The KLIFS database annotates 85 pocket residues for each kinase. Using this information in Markov state modeling would allow featurization across different kinases. The [generate_klifs_residues_dictionary.py](https://github.com/openkinome/kinase-conformational-modeling/tree/main/scripts/generate_klifs_residues_dictionary.py) script generates a dictionary in JSON format that maps the kinase specific residue IDs to the KLIFS pocket residue IDs.

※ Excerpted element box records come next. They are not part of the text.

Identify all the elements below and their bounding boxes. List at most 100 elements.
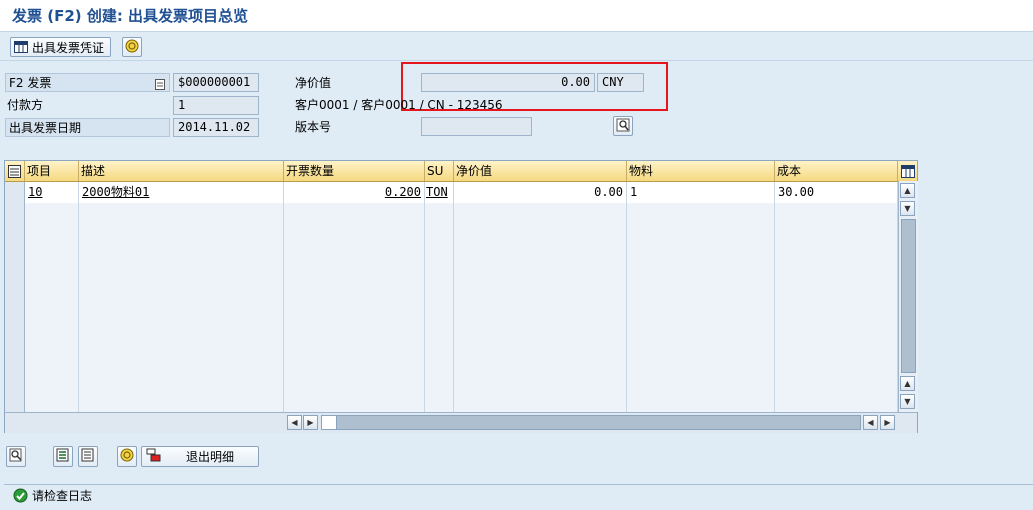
empty-cell[interactable] [775, 329, 898, 350]
detail-view-button[interactable] [6, 446, 26, 467]
scroll-page-up-icon[interactable]: ▲ [900, 376, 915, 391]
row-selector[interactable] [5, 224, 25, 245]
hscroll-thumb[interactable] [322, 416, 337, 429]
empty-cell[interactable] [425, 392, 454, 413]
empty-table-row[interactable] [5, 392, 898, 414]
row-selector[interactable] [5, 245, 25, 266]
horizontal-scrollbar[interactable]: ◀ ▶ ◀ ▶ [5, 412, 917, 433]
empty-cell[interactable] [627, 392, 775, 413]
col-header-item[interactable]: 项目 [25, 161, 79, 181]
empty-cell[interactable] [775, 266, 898, 287]
empty-cell[interactable] [627, 224, 775, 245]
empty-cell[interactable] [79, 308, 284, 329]
row-selector[interactable] [5, 392, 25, 413]
payer-field[interactable]: 1 [173, 96, 259, 115]
empty-table-row[interactable] [5, 329, 898, 351]
scroll-down-icon[interactable]: ▼ [900, 394, 915, 409]
empty-cell[interactable] [425, 371, 454, 392]
scroll-page-down-icon[interactable]: ▼ [900, 201, 915, 216]
empty-cell[interactable] [284, 350, 425, 371]
scroll-right-icon[interactable]: ▶ [880, 415, 895, 430]
empty-cell[interactable] [425, 329, 454, 350]
deselect-all-rows-button[interactable] [78, 446, 98, 467]
empty-cell[interactable] [775, 392, 898, 413]
version-field[interactable] [421, 117, 532, 136]
scroll-left-icon[interactable]: ◀ [863, 415, 878, 430]
empty-cell[interactable] [775, 350, 898, 371]
empty-cell[interactable] [627, 329, 775, 350]
empty-cell[interactable] [79, 266, 284, 287]
cell-su[interactable]: TON [425, 182, 454, 203]
empty-cell[interactable] [284, 287, 425, 308]
empty-cell[interactable] [775, 308, 898, 329]
empty-cell[interactable] [454, 371, 627, 392]
scroll-thumb[interactable] [901, 219, 916, 373]
row-selector[interactable] [5, 287, 25, 308]
log-button[interactable] [117, 446, 137, 467]
issue-invoice-document-button[interactable]: 出具发票凭证 [10, 37, 112, 57]
vertical-scrollbar[interactable]: ▲ ▼ ▲ ▼ [898, 181, 918, 412]
row-selector[interactable] [5, 182, 25, 203]
empty-cell[interactable] [425, 350, 454, 371]
empty-table-row[interactable] [5, 371, 898, 393]
empty-cell[interactable] [454, 350, 627, 371]
currency-field[interactable]: CNY [597, 73, 644, 92]
doc-number-field[interactable]: $000000001 [173, 73, 259, 92]
empty-cell[interactable] [79, 371, 284, 392]
row-selector[interactable] [5, 203, 25, 224]
refresh-button[interactable] [122, 37, 142, 57]
exit-detail-button[interactable]: 退出明细 [141, 446, 259, 467]
empty-cell[interactable] [425, 287, 454, 308]
cell-material[interactable]: 1 [627, 182, 775, 203]
hscroll-track[interactable] [321, 415, 861, 430]
empty-cell[interactable] [79, 329, 284, 350]
empty-table-row[interactable] [5, 203, 898, 225]
empty-table-row[interactable] [5, 245, 898, 267]
cell-item[interactable]: 10 [25, 182, 79, 203]
empty-cell[interactable] [627, 371, 775, 392]
empty-cell[interactable] [25, 224, 79, 245]
empty-table-row[interactable] [5, 287, 898, 309]
empty-cell[interactable] [454, 224, 627, 245]
empty-cell[interactable] [454, 287, 627, 308]
empty-cell[interactable] [454, 308, 627, 329]
empty-cell[interactable] [284, 308, 425, 329]
row-selector[interactable] [5, 371, 25, 392]
empty-cell[interactable] [425, 266, 454, 287]
empty-cell[interactable] [627, 266, 775, 287]
empty-cell[interactable] [627, 350, 775, 371]
empty-cell[interactable] [25, 287, 79, 308]
empty-cell[interactable] [425, 245, 454, 266]
table-row[interactable]: 10 2000物料01 0.200 TON 0.00 1 30.00 [5, 182, 898, 204]
row-selector[interactable] [5, 350, 25, 371]
col-header-su[interactable]: SU [425, 161, 454, 181]
empty-cell[interactable] [25, 203, 79, 224]
scroll-up-icon[interactable]: ▲ [900, 183, 915, 198]
empty-cell[interactable] [454, 392, 627, 413]
empty-cell[interactable] [775, 371, 898, 392]
empty-cell[interactable] [79, 287, 284, 308]
row-selector[interactable] [5, 329, 25, 350]
empty-cell[interactable] [775, 203, 898, 224]
col-header-material[interactable]: 物料 [627, 161, 775, 181]
empty-cell[interactable] [25, 308, 79, 329]
empty-cell[interactable] [79, 245, 284, 266]
select-all-rows-button[interactable] [53, 446, 73, 467]
scroll-right-page-icon[interactable]: ▶ [303, 415, 318, 430]
col-header-net[interactable]: 净价值 [454, 161, 627, 181]
empty-cell[interactable] [775, 287, 898, 308]
col-header-qty[interactable]: 开票数量 [284, 161, 425, 181]
empty-cell[interactable] [627, 287, 775, 308]
empty-cell[interactable] [79, 203, 284, 224]
empty-cell[interactable] [284, 266, 425, 287]
empty-cell[interactable] [25, 266, 79, 287]
empty-table-row[interactable] [5, 308, 898, 330]
empty-cell[interactable] [627, 203, 775, 224]
empty-cell[interactable] [79, 350, 284, 371]
scroll-left-first-icon[interactable]: ◀ [287, 415, 302, 430]
empty-cell[interactable] [775, 245, 898, 266]
version-search-button[interactable] [613, 116, 633, 136]
empty-cell[interactable] [284, 245, 425, 266]
empty-cell[interactable] [454, 266, 627, 287]
empty-cell[interactable] [25, 329, 79, 350]
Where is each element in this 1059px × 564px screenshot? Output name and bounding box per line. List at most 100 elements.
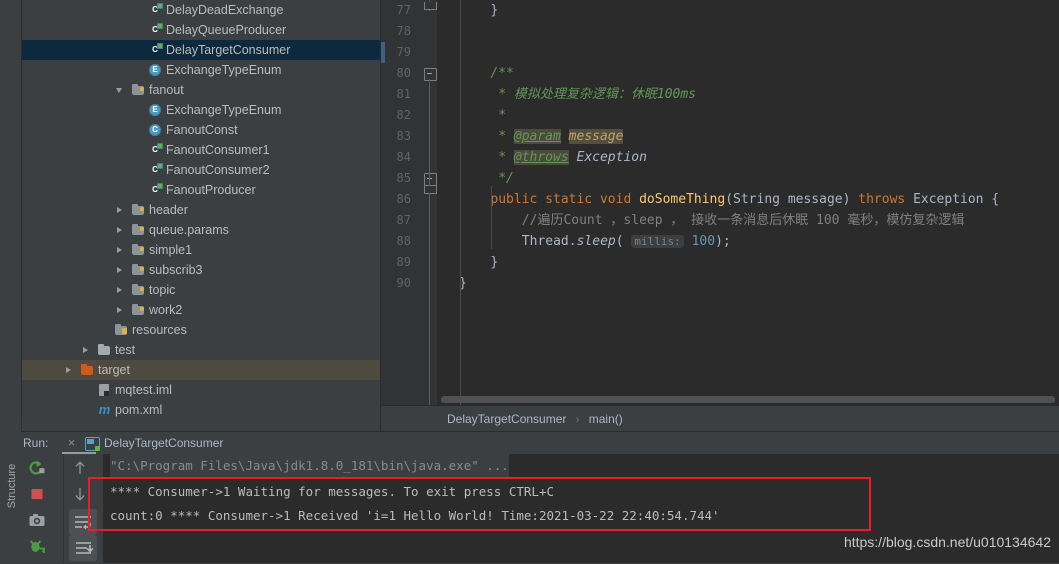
camera-icon[interactable] [27,510,55,536]
java-class-runnable-icon [148,20,163,40]
run-label: Run: [23,436,49,450]
run-tab-label[interactable]: DelayTargetConsumer [104,432,223,454]
tree-item[interactable]: ExchangeTypeEnum [21,100,380,120]
fold-collapse-box[interactable] [424,68,437,81]
rerun-icon[interactable] [27,458,55,484]
tree-item[interactable]: FanoutConst [21,120,380,140]
tree-item[interactable]: DelayTargetConsumer [21,40,380,60]
close-icon[interactable]: × [66,436,77,449]
folder-icon [97,340,112,360]
debug-icon[interactable] [27,536,55,562]
code-line[interactable]: } [437,0,498,21]
scroll-to-end-icon[interactable] [69,535,97,561]
code-line[interactable]: } [437,273,467,294]
tree-item[interactable]: work2 [21,300,380,320]
chevron-right-icon[interactable] [116,280,125,300]
code-token: millis: [631,235,684,248]
breadcrumb-class[interactable]: DelayTargetConsumer [447,412,566,426]
tree-item-label: FanoutConst [166,123,238,137]
target-folder-icon [80,360,95,380]
tree-item-label: pom.xml [115,403,163,417]
code-line[interactable]: /** [437,63,513,84]
java-enum-icon [148,60,163,80]
tree-item[interactable]: fanout [21,80,380,100]
console-command-line: "C:\Program Files\Java\jdk1.8.0_181\bin\… [110,454,509,478]
tree-item[interactable]: simple1 [21,240,380,260]
tree-item-label: FanoutConsumer1 [166,143,270,157]
editor-code-area[interactable]: } /** * 模拟处理复杂逻辑：休眠100ms * * @param messa… [437,0,1059,406]
stop-icon[interactable] [27,484,55,510]
breadcrumb-method[interactable]: main() [589,412,623,426]
code-line[interactable]: */ [437,168,514,189]
code-token: 100 [691,234,716,249]
code-line[interactable] [437,42,459,63]
tree-item[interactable]: DelayQueueProducer [21,20,380,40]
code-token: Thread. [521,234,577,249]
scroll-down-icon[interactable] [70,484,98,510]
tree-item[interactable]: header [21,200,380,220]
console-output-line: count:0 **** Consumer->1 Received 'i=1 H… [110,508,720,523]
line-number: 90 [396,276,411,290]
scroll-up-icon[interactable] [70,458,98,484]
tree-item[interactable]: mqtest.iml [21,380,380,400]
package-folder-icon [131,200,146,220]
chevron-right-icon[interactable] [116,300,125,320]
fold-end-marker-2[interactable] [424,186,437,194]
chevron-right-icon[interactable] [116,220,125,240]
line-number: 87 [396,213,411,227]
code-line[interactable]: Thread.sleep( millis: 100); [437,231,731,252]
tree-item[interactable]: FanoutConsumer1 [21,140,380,160]
chevron-right-icon[interactable] [65,360,74,380]
code-line[interactable]: * @param message [437,126,624,147]
tree-item[interactable]: DelayDeadExchange [21,0,380,20]
editor-gutter[interactable]: 77 78 79 80 81 82 83 84 85 86 87 88 89 90 [381,0,437,406]
chevron-right-icon[interactable] [82,340,91,360]
code-token: sleep [576,234,616,249]
fold-guide[interactable] [429,173,430,187]
soft-wrap-icon[interactable] [69,509,97,535]
tree-item[interactable]: subscrib3 [21,260,380,280]
fold-end-marker[interactable] [424,2,437,10]
tree-item[interactable]: queue.params [21,220,380,240]
code-token: (String message) [725,192,859,207]
tree-item-label: subscrib3 [149,263,203,277]
tree-item-label: resources [132,323,187,337]
fold-guide[interactable] [429,196,430,406]
code-editor[interactable]: 77 78 79 80 81 82 83 84 85 86 87 88 89 90 } /** * 模拟处理… [381,0,1059,406]
code-line[interactable]: * @throws Exception [437,147,647,168]
tree-item[interactable]: pom.xml [21,400,380,418]
code-token: //遍历Count ，sleep ， 接收一条消息后休眠 100 毫秒，模仿复杂… [521,213,965,228]
code-line[interactable]: * 模拟处理复杂逻辑：休眠100ms [437,84,696,105]
tree-item[interactable]: resources [21,320,380,340]
code-line[interactable]: //遍历Count ，sleep ， 接收一条消息后休眠 100 毫秒，模仿复杂… [437,210,965,231]
code-line[interactable]: * [437,105,506,126]
tree-item[interactable]: FanoutConsumer2 [21,160,380,180]
chevron-right-icon[interactable] [116,240,125,260]
tree-item-label: DelayDeadExchange [166,3,284,17]
editor-horizontal-scrollbar[interactable] [441,396,1055,403]
fold-guide[interactable] [429,79,430,185]
chevron-right-icon[interactable] [116,200,125,220]
structure-tool-button[interactable]: Structure [6,450,18,522]
idea-window: Structure DelayDeadExchange DelayQueuePro… [0,0,1059,563]
maven-pom-icon [97,400,112,418]
tree-item[interactable]: target [21,360,380,380]
project-tree-panel[interactable]: DelayDeadExchange DelayQueueProducer Delay… [21,0,380,418]
tree-item[interactable]: FanoutProducer [21,180,380,200]
fold-collapse-box-2[interactable] [424,173,437,186]
chevron-right-icon[interactable] [116,260,125,280]
code-token: 模拟处理复杂逻辑：休眠100ms [513,87,697,102]
tree-item[interactable]: test [21,340,380,360]
tree-item[interactable]: ExchangeTypeEnum [21,60,380,80]
code-line[interactable] [437,21,459,42]
tree-left-divider [21,0,22,418]
line-number: 79 [396,45,411,59]
java-class-icon [148,120,163,140]
code-line[interactable]: public static void doSomeThing(String me… [437,189,999,210]
chevron-down-icon[interactable] [116,80,125,100]
java-class-runnable-icon [148,0,163,20]
code-line[interactable]: } [437,252,498,273]
tree-item[interactable]: topic [21,280,380,300]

## Assigning quality scores for each prepared structure

Since a lot of structures were prepared for MD simulation, it would be great to prioritize structures for simulation at e.g. Folding@Home based on their quality. Luckily, the KLIFS database annotates quality scores for each structure. The [generate_structure_quality_dictionary.py](https://github.com/openkinome/kinase-conformational-modeling/tree/main/scripts/generate_structure_quality_dictionary.py) script generates a dictionary in JSON format assigning each prepared structure the quality score from KLIFS.